With the last meeting of the D.C. Council’s current session taking place next week and comprehensive campaign finance reform nowhere on the legislature’s radar, Councilmember Mary Cheh (D-Ward 3) today announced that she was introducing emergency legislation banning money orders worth more than $25 from local campaigns.

Sound familiar? It should. Cheh introduced the same measure in March, but it never moved and was eventually subsumed by comprehensive campaign finance reform legislation introduced by Mayor Vince Gray, which has also remain stalled. In a statement, Cheh said that she was moving the legislation as an emergency so that it could take effect in time for the campaigning leading up to the April 23 At-Large special election.
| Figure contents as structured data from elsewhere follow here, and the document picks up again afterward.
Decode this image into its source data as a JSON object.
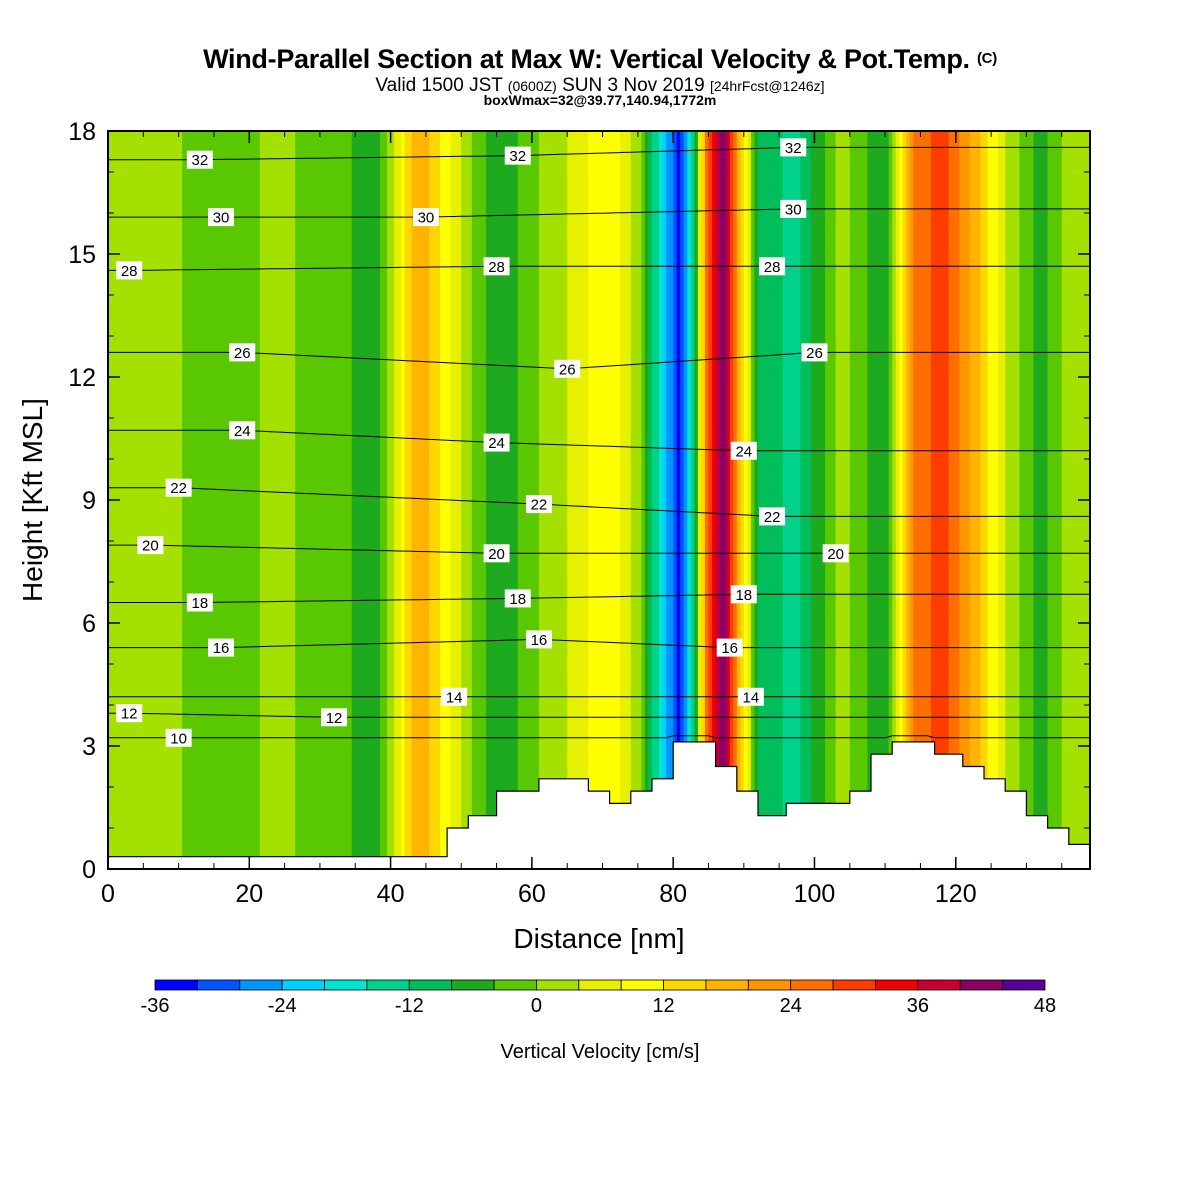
{
  "header": {
    "title": "Wind-Parallel Section at Max W: Vertical Velocity & Pot.Temp.",
    "title_mark": "(C)",
    "valid_prefix": "Valid 1500 JST",
    "valid_z": "(0600Z)",
    "valid_date": "SUN 3 Nov 2019",
    "valid_fcst": "[24hrFcst@1246z]",
    "box_info": "boxWmax=32@39.77,140.94,1772m"
  },
  "chart_data": {
    "type": "heatmap",
    "xlabel": "Distance [nm]",
    "ylabel": "Height [Kft MSL]",
    "xlim": [
      0,
      139
    ],
    "ylim": [
      0,
      18
    ],
    "x_ticks": [
      "0",
      "20",
      "40",
      "60",
      "80",
      "100",
      "120"
    ],
    "y_ticks": [
      "0",
      "3",
      "6",
      "9",
      "12",
      "15",
      "18"
    ],
    "colorbar": {
      "label": "Vertical Velocity [cm/s]",
      "levels": [
        -36,
        -32,
        -28,
        -24,
        -20,
        -16,
        -12,
        -8,
        -4,
        0,
        4,
        8,
        12,
        16,
        20,
        24,
        28,
        32,
        36,
        40,
        44,
        48
      ],
      "colors": [
        "#0000ff",
        "#0055ff",
        "#0096ff",
        "#00d2ff",
        "#00e6d2",
        "#00d28c",
        "#00be5a",
        "#1eaa1e",
        "#5ac800",
        "#a5e100",
        "#e6f000",
        "#ffff00",
        "#ffd700",
        "#ffb400",
        "#ff9600",
        "#ff6e00",
        "#ff3c00",
        "#f00000",
        "#c80032",
        "#8c0064",
        "#5a0096"
      ],
      "tick_labels": [
        "-36",
        "-24",
        "-12",
        "0",
        "12",
        "24",
        "36",
        "48"
      ]
    },
    "vertical_velocity_bands": [
      {
        "x": 0,
        "value": 2
      },
      {
        "x": 8,
        "value": 1
      },
      {
        "x": 16,
        "value": -2
      },
      {
        "x": 24,
        "value": 1
      },
      {
        "x": 33,
        "value": -3
      },
      {
        "x": 38,
        "value": -7
      },
      {
        "x": 44,
        "value": 20
      },
      {
        "x": 50,
        "value": 4
      },
      {
        "x": 55,
        "value": -8
      },
      {
        "x": 61,
        "value": 0
      },
      {
        "x": 66,
        "value": 5
      },
      {
        "x": 71,
        "value": 12
      },
      {
        "x": 75,
        "value": 2
      },
      {
        "x": 79,
        "value": -24
      },
      {
        "x": 81,
        "value": -34
      },
      {
        "x": 83,
        "value": -10
      },
      {
        "x": 85,
        "value": 30
      },
      {
        "x": 87,
        "value": 45
      },
      {
        "x": 89,
        "value": 22
      },
      {
        "x": 92,
        "value": -8
      },
      {
        "x": 97,
        "value": -14
      },
      {
        "x": 104,
        "value": 2
      },
      {
        "x": 110,
        "value": -8
      },
      {
        "x": 114,
        "value": 24
      },
      {
        "x": 118,
        "value": 30
      },
      {
        "x": 123,
        "value": 18
      },
      {
        "x": 127,
        "value": 4
      },
      {
        "x": 132,
        "value": -6
      },
      {
        "x": 136,
        "value": 2
      },
      {
        "x": 139,
        "value": 4
      }
    ],
    "theta_contour_labels": [
      {
        "v": "32",
        "x": 13,
        "y": 17.3
      },
      {
        "v": "32",
        "x": 58,
        "y": 17.4
      },
      {
        "v": "32",
        "x": 97,
        "y": 17.6
      },
      {
        "v": "30",
        "x": 16,
        "y": 15.9
      },
      {
        "v": "30",
        "x": 45,
        "y": 15.9
      },
      {
        "v": "30",
        "x": 97,
        "y": 16.1
      },
      {
        "v": "28",
        "x": 3,
        "y": 14.6
      },
      {
        "v": "28",
        "x": 55,
        "y": 14.7
      },
      {
        "v": "28",
        "x": 94,
        "y": 14.7
      },
      {
        "v": "26",
        "x": 19,
        "y": 12.6
      },
      {
        "v": "26",
        "x": 65,
        "y": 12.2
      },
      {
        "v": "26",
        "x": 100,
        "y": 12.6
      },
      {
        "v": "24",
        "x": 19,
        "y": 10.7
      },
      {
        "v": "24",
        "x": 55,
        "y": 10.4
      },
      {
        "v": "24",
        "x": 90,
        "y": 10.2
      },
      {
        "v": "22",
        "x": 10,
        "y": 9.3
      },
      {
        "v": "22",
        "x": 61,
        "y": 8.9
      },
      {
        "v": "22",
        "x": 94,
        "y": 8.6
      },
      {
        "v": "20",
        "x": 6,
        "y": 7.9
      },
      {
        "v": "20",
        "x": 55,
        "y": 7.7
      },
      {
        "v": "20",
        "x": 103,
        "y": 7.7
      },
      {
        "v": "18",
        "x": 13,
        "y": 6.5
      },
      {
        "v": "18",
        "x": 58,
        "y": 6.6
      },
      {
        "v": "18",
        "x": 90,
        "y": 6.7
      },
      {
        "v": "16",
        "x": 16,
        "y": 5.4
      },
      {
        "v": "16",
        "x": 61,
        "y": 5.6
      },
      {
        "v": "16",
        "x": 88,
        "y": 5.4
      },
      {
        "v": "14",
        "x": 49,
        "y": 4.2
      },
      {
        "v": "14",
        "x": 91,
        "y": 4.2
      },
      {
        "v": "12",
        "x": 3,
        "y": 3.8
      },
      {
        "v": "12",
        "x": 32,
        "y": 3.7
      },
      {
        "v": "10",
        "x": 10,
        "y": 3.2
      }
    ],
    "terrain": [
      [
        0,
        0.3
      ],
      [
        48,
        0.3
      ],
      [
        48,
        1.0
      ],
      [
        51,
        1.0
      ],
      [
        51,
        1.3
      ],
      [
        55,
        1.3
      ],
      [
        55,
        1.9
      ],
      [
        61,
        1.9
      ],
      [
        61,
        2.2
      ],
      [
        68,
        2.2
      ],
      [
        68,
        1.9
      ],
      [
        71,
        1.9
      ],
      [
        71,
        1.6
      ],
      [
        74,
        1.6
      ],
      [
        74,
        1.9
      ],
      [
        77,
        1.9
      ],
      [
        77,
        2.2
      ],
      [
        80,
        2.2
      ],
      [
        80,
        3.1
      ],
      [
        86,
        3.1
      ],
      [
        86,
        2.5
      ],
      [
        89,
        2.5
      ],
      [
        89,
        1.9
      ],
      [
        92,
        1.9
      ],
      [
        92,
        1.3
      ],
      [
        96,
        1.3
      ],
      [
        96,
        1.6
      ],
      [
        105,
        1.6
      ],
      [
        105,
        1.9
      ],
      [
        108,
        1.9
      ],
      [
        108,
        2.8
      ],
      [
        111,
        2.8
      ],
      [
        111,
        3.1
      ],
      [
        117,
        3.1
      ],
      [
        117,
        2.8
      ],
      [
        121,
        2.8
      ],
      [
        121,
        2.5
      ],
      [
        124,
        2.5
      ],
      [
        124,
        2.2
      ],
      [
        127,
        2.2
      ],
      [
        127,
        1.9
      ],
      [
        130,
        1.9
      ],
      [
        130,
        1.3
      ],
      [
        133,
        1.3
      ],
      [
        133,
        1.0
      ],
      [
        136,
        1.0
      ],
      [
        136,
        0.6
      ],
      [
        139,
        0.6
      ]
    ]
  }
}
“Money orders – in the tens of thousands of dollars – have played a major role in the campaign finance scandals that have occupied much of the public’s and the Council’s attention for the past two years,” she said. “To leave them unregulated headed into a special election seems to invite precisely the kind of mischief that has occurred in the past.”
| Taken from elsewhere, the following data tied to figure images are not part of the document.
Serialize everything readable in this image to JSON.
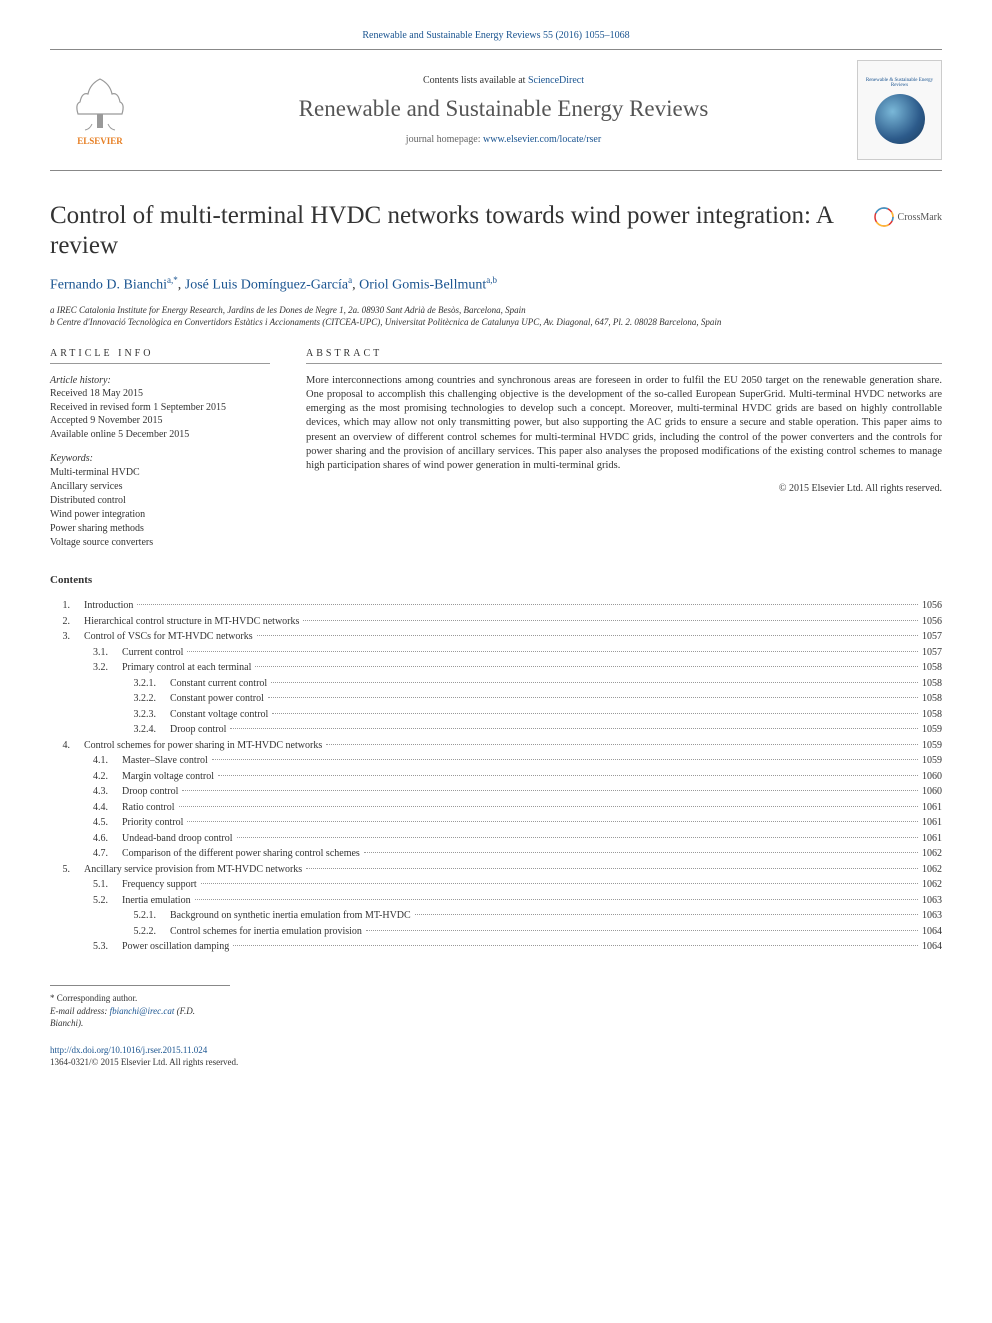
{
  "topLink": "Renewable and Sustainable Energy Reviews 55 (2016) 1055–1068",
  "masthead": {
    "elsevierLabel": "ELSEVIER",
    "contentsListsPrefix": "Contents lists available at ",
    "contentsListsLink": "ScienceDirect",
    "journalName": "Renewable and Sustainable Energy Reviews",
    "homepagePrefix": "journal homepage: ",
    "homepageUrl": "www.elsevier.com/locate/rser",
    "coverText": "Renewable & Sustainable Energy Reviews"
  },
  "crossmark": "CrossMark",
  "title": "Control of multi-terminal HVDC networks towards wind power integration: A review",
  "authors": {
    "a1_name": "Fernando D. Bianchi",
    "a1_sup": "a,*",
    "a2_name": "José Luis Domínguez-García",
    "a2_sup": "a",
    "a3_name": "Oriol Gomis-Bellmunt",
    "a3_sup": "a,b"
  },
  "affiliations": {
    "a": "a IREC Catalonia Institute for Energy Research, Jardins de les Dones de Negre 1, 2a. 08930 Sant Adrià de Besòs, Barcelona, Spain",
    "b": "b Centre d'Innovació Tecnològica en Convertidors Estàtics i Accionaments (CITCEA-UPC), Universitat Politècnica de Catalunya UPC, Av. Diagonal, 647, Pl. 2. 08028 Barcelona, Spain"
  },
  "articleInfoHeader": "article info",
  "history": {
    "label": "Article history:",
    "received": "Received 18 May 2015",
    "revised": "Received in revised form 1 September 2015",
    "accepted": "Accepted 9 November 2015",
    "online": "Available online 5 December 2015"
  },
  "keywordsLabel": "Keywords:",
  "keywords": [
    "Multi-terminal HVDC",
    "Ancillary services",
    "Distributed control",
    "Wind power integration",
    "Power sharing methods",
    "Voltage source converters"
  ],
  "abstractHeader": "abstract",
  "abstract": "More interconnections among countries and synchronous areas are foreseen in order to fulfil the EU 2050 target on the renewable generation share. One proposal to accomplish this challenging objective is the development of the so-called European SuperGrid. Multi-terminal HVDC networks are emerging as the most promising technologies to develop such a concept. Moreover, multi-terminal HVDC grids are based on highly controllable devices, which may allow not only transmitting power, but also supporting the AC grids to ensure a secure and stable operation. This paper aims to present an overview of different control schemes for multi-terminal HVDC grids, including the control of the power converters and the controls for power sharing and the provision of ancillary services. This paper also analyses the proposed modifications of the existing control schemes to manage high participation shares of wind power generation in multi-terminal grids.",
  "copyrightLine": "© 2015 Elsevier Ltd. All rights reserved.",
  "contentsTitle": "Contents",
  "toc": [
    {
      "level": 1,
      "num": "1.",
      "title": "Introduction",
      "page": "1056"
    },
    {
      "level": 1,
      "num": "2.",
      "title": "Hierarchical control structure in MT-HVDC networks",
      "page": "1056"
    },
    {
      "level": 1,
      "num": "3.",
      "title": "Control of VSCs for MT-HVDC networks",
      "page": "1057"
    },
    {
      "level": 2,
      "num": "3.1.",
      "title": "Current control",
      "page": "1057"
    },
    {
      "level": 2,
      "num": "3.2.",
      "title": "Primary control at each terminal",
      "page": "1058"
    },
    {
      "level": 3,
      "num": "3.2.1.",
      "title": "Constant current control",
      "page": "1058"
    },
    {
      "level": 3,
      "num": "3.2.2.",
      "title": "Constant power control",
      "page": "1058"
    },
    {
      "level": 3,
      "num": "3.2.3.",
      "title": "Constant voltage control",
      "page": "1058"
    },
    {
      "level": 3,
      "num": "3.2.4.",
      "title": "Droop control",
      "page": "1059"
    },
    {
      "level": 1,
      "num": "4.",
      "title": "Control schemes for power sharing in MT-HVDC networks",
      "page": "1059"
    },
    {
      "level": 2,
      "num": "4.1.",
      "title": "Master–Slave control",
      "page": "1059"
    },
    {
      "level": 2,
      "num": "4.2.",
      "title": "Margin voltage control",
      "page": "1060"
    },
    {
      "level": 2,
      "num": "4.3.",
      "title": "Droop control",
      "page": "1060"
    },
    {
      "level": 2,
      "num": "4.4.",
      "title": "Ratio control",
      "page": "1061"
    },
    {
      "level": 2,
      "num": "4.5.",
      "title": "Priority control",
      "page": "1061"
    },
    {
      "level": 2,
      "num": "4.6.",
      "title": "Undead-band droop control",
      "page": "1061"
    },
    {
      "level": 2,
      "num": "4.7.",
      "title": "Comparison of the different power sharing control schemes",
      "page": "1062"
    },
    {
      "level": 1,
      "num": "5.",
      "title": "Ancillary service provision from MT-HVDC networks",
      "page": "1062"
    },
    {
      "level": 2,
      "num": "5.1.",
      "title": "Frequency support",
      "page": "1062"
    },
    {
      "level": 2,
      "num": "5.2.",
      "title": "Inertia emulation",
      "page": "1063"
    },
    {
      "level": 3,
      "num": "5.2.1.",
      "title": "Background on synthetic inertia emulation from MT-HVDC",
      "page": "1063"
    },
    {
      "level": 3,
      "num": "5.2.2.",
      "title": "Control schemes for inertia emulation provision",
      "page": "1064"
    },
    {
      "level": 2,
      "num": "5.3.",
      "title": "Power oscillation damping",
      "page": "1064"
    }
  ],
  "footer": {
    "correspondingMark": "* Corresponding author.",
    "emailLabel": "E-mail address: ",
    "email": "fbianchi@irec.cat",
    "emailSuffix": " (F.D. Bianchi).",
    "doi": "http://dx.doi.org/10.1016/j.rser.2015.11.024",
    "issn": "1364-0321/© 2015 Elsevier Ltd. All rights reserved."
  },
  "colors": {
    "link": "#1a5490",
    "elsevier": "#e67e22",
    "text": "#333333",
    "border": "#888888",
    "dotted": "#999999"
  },
  "fontSizes": {
    "title": 25,
    "journalName": 23,
    "authors": 14,
    "abstract": 10.5,
    "sectionHeader": 10,
    "toc": 10,
    "history": 10,
    "affiliations": 9,
    "footer": 9
  }
}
Under current law, cash contributions to local campaigns are limited to $25, but money orders are not. Money orders have become the center of a new controversy in D.C. politics, as a variety of candidates have accepted thousands of dollars of contributions of questionable provenance in the form of money orders.
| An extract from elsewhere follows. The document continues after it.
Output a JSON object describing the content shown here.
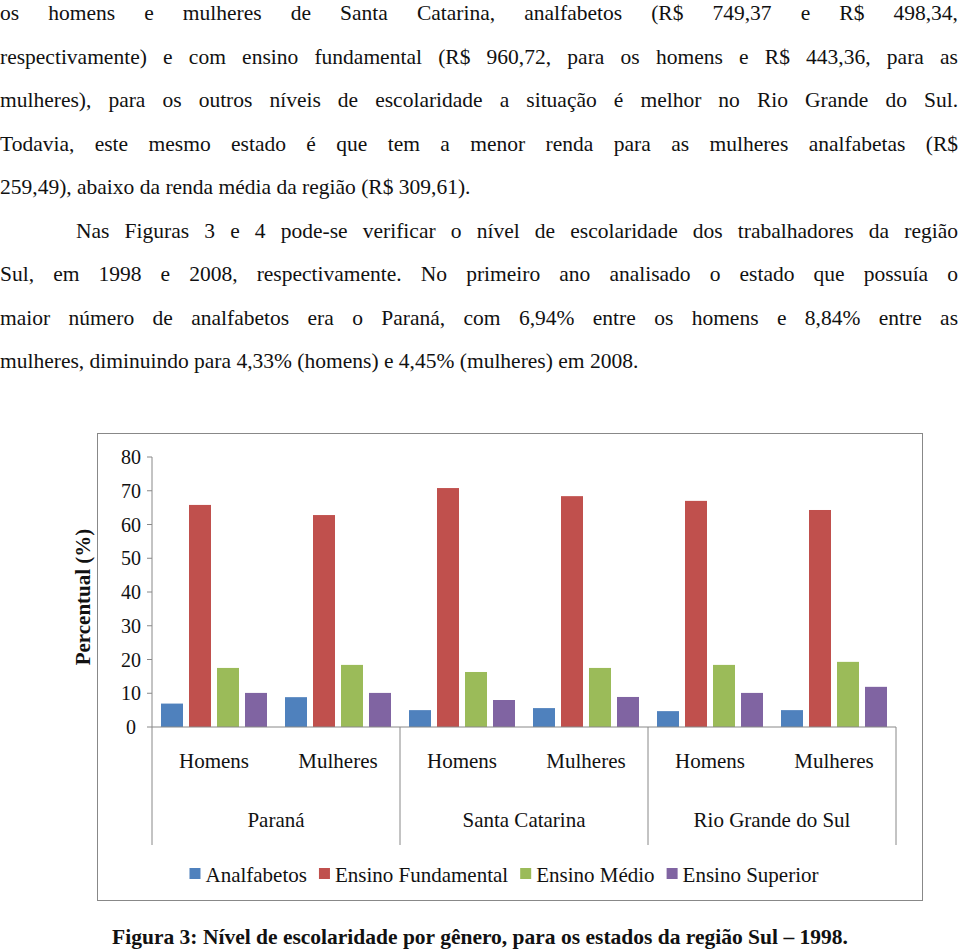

Last year, Councilmember Vincent Orange (D-At Large) accepted tens of thousands of dollars in money orders from businessman Jeffrey Thompson and his associates, leading good government advocates to fear that the money orders were simply no-so-discrete ways to get around individual contribution limits. Money orders also played a large role in the $653,000 shadow campaign that aided Gray’s election in 2010.

“In light of these serious and documented campaign finance abuses, I am very disappointed that the Council has failed to address campaign finance reform in Council Period 19,” said Cheh in a press release. “Given that a special election has been scheduled for April, I believe that it is prudent for us to at least take some action to try to prevent these abuses from reoccurring.